How The Richest Of The Rich Will Live...

Have we forgotten that the world is going through a food crisis and
people are starving in the same country where this home is being

Mukesh Ambani the fifth richest man in the world is building this $2
billlion home in Mumbai, when right across town exists the largest
slum in the world, Dharawi.

"The only remotely comparable high-rise property currently on the
market is the $70 million triplex penthouse at the Pierre Hotel in New
York, designed to resemble a French chateau, and climbing 525 feet in
the air. When the Ambani residence is finished in January, completing
a four-year process, it will be 550 feet high with 400,000 square feet
of interior space. The home will cost more than a hotel or high-rise
of similar size because of its custom measurements and fittings: A
hotel or condominium has a common layout, replicated on every floor,
and uses the same materials throughout the building (such as door
handles, floors, lamps and window treatments)," says an article in
Forbes magazine.

"The Ambani home, called Antilla, differs in that no two floors are
alike in either plans or materials used. At the request of Nita
Ambani, say the designers, if a metal, wood or crystal is part of the
ninth-floor design, it shouldn't be used on the eleventh floor, for
example. The idea is to blend styles and architectural elements so
spaces give the feel of consistency, but without repetition," reports
Forbes, "Antilla's shape is based on Vaastu, an Indian tradition much
like Feng Shui that is said to move energy beneficially through the
building by strategically placing materials, rooms and objects."

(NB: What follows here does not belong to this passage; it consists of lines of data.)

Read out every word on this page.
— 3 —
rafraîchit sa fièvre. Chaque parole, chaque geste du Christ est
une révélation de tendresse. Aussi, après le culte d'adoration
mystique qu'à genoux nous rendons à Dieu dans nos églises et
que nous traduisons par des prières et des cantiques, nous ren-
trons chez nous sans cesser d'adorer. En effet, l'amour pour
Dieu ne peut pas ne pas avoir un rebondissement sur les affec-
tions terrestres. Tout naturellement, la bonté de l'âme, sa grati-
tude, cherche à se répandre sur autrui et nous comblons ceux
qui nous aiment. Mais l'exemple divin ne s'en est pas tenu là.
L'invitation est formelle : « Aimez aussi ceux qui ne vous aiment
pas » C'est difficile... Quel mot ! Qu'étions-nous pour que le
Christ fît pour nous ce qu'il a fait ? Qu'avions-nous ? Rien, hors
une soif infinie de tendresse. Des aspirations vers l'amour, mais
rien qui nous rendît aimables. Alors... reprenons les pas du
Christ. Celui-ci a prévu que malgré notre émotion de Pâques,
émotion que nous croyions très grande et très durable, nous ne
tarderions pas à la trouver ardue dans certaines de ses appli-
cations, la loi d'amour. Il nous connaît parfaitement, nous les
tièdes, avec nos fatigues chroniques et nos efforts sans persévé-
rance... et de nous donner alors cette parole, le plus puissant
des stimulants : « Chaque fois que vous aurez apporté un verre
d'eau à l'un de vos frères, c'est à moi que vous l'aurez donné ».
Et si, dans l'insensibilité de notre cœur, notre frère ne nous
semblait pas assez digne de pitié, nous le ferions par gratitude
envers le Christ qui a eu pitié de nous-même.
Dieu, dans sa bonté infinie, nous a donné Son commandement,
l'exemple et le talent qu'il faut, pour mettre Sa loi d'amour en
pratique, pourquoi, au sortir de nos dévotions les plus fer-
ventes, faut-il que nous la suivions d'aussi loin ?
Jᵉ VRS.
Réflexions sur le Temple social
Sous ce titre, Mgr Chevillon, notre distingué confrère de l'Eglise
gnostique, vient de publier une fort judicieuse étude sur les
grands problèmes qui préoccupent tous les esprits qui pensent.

Apparently, "Ambani plans to occasionally use the residence for
corporate entertainment, and the family wants the look and feel of the
home's interior to be distinctly Indian; 85% of the materials and
labor will come from outside the U.S., most of it from India," so one
may argue that this is creating a mini industry in India adding to the
economy. However, to most, there are better ways to revitalize the
down trodden than spend $2 billion on an extravagant home for oneself.